After the Ferrari spin-off from Fiat-Chrysler, Maserati became the company’s high-end marque. With such a prestigious position, the Italian brand has to live up to its expectations. And an SUV is the best bet these days, as the segment is booming around the world. As with many Maseratis from the past, the new car’s name is inspired by a wind: the Levante is a warm Mediterranean wind that can change from a light breeze to an irresistible natural force in an instant. The design features a distinctive Italian character, with an aggressive front that introduces new, tapered headlights separated into two elements, with the upper headlight unit connected to the radiator grille. Maserati’s design signature is clearly visible on the sides: the three iconic air vents on the front wings, the trapezoidal C-pillar with the “Saetta” logo and the large, frameless door windows. The rear is dominated by the very tapered back window and streamlined shape, both typical of a high-performance sports car.

The new Maserati SUV rides on an evolved version of the Quattroporte and Ghibli architecture, sharing the same powertrains. The Levante is fitted with a 3 litre V6 Twin-Turbo petrol engine with either 350hp or 430hp, and a 275hp 3 litre V6 Turbo Diesel. All engines are combined with the “Q4” intelligent all-wheel drive system – which can transfer torque between the axles when required – and an 8-speed automatic gearbox, with the integrated Start&Stop system. In terms of performance, the Levante S (430hp) covers 0-100 km/h in 5.2 seconds, has a top speed of 264 km/h, and provides a combined consumption and emission figures of 10.9 l/100 km and 253g CO2/km respectively.
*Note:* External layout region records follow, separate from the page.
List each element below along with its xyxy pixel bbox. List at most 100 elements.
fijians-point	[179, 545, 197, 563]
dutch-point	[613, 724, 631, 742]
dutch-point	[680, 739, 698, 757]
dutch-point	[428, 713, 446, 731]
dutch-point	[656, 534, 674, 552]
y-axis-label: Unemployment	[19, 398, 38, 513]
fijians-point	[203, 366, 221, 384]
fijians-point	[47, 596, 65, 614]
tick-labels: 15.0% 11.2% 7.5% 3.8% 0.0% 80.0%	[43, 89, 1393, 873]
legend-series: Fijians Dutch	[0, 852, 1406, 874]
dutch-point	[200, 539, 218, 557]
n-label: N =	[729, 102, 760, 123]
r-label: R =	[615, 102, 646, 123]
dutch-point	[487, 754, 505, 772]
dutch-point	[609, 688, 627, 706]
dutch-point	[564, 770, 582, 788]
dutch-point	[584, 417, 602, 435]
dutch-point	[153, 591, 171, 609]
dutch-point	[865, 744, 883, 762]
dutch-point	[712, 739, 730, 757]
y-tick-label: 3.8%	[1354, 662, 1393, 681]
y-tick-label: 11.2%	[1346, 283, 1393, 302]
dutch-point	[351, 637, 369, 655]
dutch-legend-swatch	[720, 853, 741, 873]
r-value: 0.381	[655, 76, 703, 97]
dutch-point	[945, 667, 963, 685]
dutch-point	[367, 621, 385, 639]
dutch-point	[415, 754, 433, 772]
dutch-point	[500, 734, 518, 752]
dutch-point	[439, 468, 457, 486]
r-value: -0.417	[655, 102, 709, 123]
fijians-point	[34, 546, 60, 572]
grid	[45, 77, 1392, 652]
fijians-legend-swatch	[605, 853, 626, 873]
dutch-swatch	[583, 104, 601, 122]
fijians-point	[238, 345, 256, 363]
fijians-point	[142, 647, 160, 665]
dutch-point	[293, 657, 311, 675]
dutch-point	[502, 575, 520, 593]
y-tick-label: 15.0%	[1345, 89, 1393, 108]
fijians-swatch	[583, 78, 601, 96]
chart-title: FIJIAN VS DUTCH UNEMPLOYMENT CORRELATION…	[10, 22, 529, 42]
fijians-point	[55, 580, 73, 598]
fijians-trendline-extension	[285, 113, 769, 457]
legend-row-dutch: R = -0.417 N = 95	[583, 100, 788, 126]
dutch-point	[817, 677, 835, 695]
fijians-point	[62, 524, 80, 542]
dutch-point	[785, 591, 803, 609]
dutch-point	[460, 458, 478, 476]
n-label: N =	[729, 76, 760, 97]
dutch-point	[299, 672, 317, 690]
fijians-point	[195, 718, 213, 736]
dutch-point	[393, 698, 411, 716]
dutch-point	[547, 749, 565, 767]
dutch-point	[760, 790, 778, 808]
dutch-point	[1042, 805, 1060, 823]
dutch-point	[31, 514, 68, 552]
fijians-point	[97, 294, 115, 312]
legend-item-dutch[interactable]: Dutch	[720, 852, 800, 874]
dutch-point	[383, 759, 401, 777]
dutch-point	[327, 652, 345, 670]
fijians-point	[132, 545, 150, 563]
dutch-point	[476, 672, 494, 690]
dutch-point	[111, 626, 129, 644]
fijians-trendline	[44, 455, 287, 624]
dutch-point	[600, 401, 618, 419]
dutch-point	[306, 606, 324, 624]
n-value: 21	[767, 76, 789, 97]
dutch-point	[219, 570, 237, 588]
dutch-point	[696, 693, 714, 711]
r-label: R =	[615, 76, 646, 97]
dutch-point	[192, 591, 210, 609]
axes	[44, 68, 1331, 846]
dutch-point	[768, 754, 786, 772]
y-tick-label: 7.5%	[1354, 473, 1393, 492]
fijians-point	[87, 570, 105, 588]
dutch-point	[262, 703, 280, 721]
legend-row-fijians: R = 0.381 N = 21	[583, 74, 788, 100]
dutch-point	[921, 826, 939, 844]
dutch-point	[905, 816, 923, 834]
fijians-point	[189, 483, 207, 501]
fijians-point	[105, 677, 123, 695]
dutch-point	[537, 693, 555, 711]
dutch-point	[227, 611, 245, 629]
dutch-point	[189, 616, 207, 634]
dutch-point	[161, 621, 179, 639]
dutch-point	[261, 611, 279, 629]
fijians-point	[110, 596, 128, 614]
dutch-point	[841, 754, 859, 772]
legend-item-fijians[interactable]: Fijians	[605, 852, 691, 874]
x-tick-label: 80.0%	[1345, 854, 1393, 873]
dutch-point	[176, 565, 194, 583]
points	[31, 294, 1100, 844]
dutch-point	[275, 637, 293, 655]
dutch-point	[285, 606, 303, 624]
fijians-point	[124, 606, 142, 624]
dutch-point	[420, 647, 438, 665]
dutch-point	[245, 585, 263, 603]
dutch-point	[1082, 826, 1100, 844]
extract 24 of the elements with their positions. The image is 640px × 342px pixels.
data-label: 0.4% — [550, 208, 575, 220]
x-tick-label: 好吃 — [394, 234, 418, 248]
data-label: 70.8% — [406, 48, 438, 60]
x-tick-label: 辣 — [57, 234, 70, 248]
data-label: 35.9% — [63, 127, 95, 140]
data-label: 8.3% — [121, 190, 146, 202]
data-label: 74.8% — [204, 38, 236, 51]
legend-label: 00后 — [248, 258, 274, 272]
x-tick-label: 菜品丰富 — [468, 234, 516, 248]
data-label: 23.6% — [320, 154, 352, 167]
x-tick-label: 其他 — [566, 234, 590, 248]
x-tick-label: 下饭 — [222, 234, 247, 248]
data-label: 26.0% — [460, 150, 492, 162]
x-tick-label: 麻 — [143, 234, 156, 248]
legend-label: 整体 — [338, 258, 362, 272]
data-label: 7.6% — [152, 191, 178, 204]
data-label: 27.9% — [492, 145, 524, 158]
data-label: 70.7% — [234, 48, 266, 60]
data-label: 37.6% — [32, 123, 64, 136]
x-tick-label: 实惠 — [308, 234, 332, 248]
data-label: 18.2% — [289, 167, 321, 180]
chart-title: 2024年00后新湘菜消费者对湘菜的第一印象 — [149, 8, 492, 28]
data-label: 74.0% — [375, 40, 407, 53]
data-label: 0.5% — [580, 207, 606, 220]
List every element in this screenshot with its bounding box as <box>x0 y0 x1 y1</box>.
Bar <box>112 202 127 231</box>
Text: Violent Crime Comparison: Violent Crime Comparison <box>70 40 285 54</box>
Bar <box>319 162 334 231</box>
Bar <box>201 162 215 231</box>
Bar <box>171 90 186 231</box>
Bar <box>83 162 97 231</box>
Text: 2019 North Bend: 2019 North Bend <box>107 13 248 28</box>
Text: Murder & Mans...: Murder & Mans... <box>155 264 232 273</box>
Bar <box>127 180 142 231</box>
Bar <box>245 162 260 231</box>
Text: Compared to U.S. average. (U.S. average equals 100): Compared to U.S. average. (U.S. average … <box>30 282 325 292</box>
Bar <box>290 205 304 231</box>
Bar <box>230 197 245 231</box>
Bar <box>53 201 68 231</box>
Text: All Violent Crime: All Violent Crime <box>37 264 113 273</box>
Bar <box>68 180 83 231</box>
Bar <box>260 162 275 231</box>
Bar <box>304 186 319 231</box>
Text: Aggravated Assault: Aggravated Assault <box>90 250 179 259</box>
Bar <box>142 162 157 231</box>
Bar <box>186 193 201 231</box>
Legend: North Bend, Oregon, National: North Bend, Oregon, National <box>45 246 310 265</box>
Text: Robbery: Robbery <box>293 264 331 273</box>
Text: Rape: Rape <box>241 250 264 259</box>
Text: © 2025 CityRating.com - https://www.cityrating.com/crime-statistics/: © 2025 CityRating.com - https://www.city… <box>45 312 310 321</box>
The brand claims the new SUV has the lowest centre of gravity in its class, a balanced 50-50 weight distribution between front and rear, and comes with a mechanical self-locking rear differential as standard. It also has a double-wishbone suspension on the front axle and multi-link on the rear, combined with electronically controlled damping and four corner air-springs providing 5 dynamic ride levels (plus one additional park-position).

The Maserati Levante is built at the Mirafiori plant in Turin. The first cars have already come off the assembly line with the launch planned for this spring in Europe, to be followed by the rest of the world later this year. The list price for the Swiss market, where the Levante can already be ordered, is 75.900 CHF.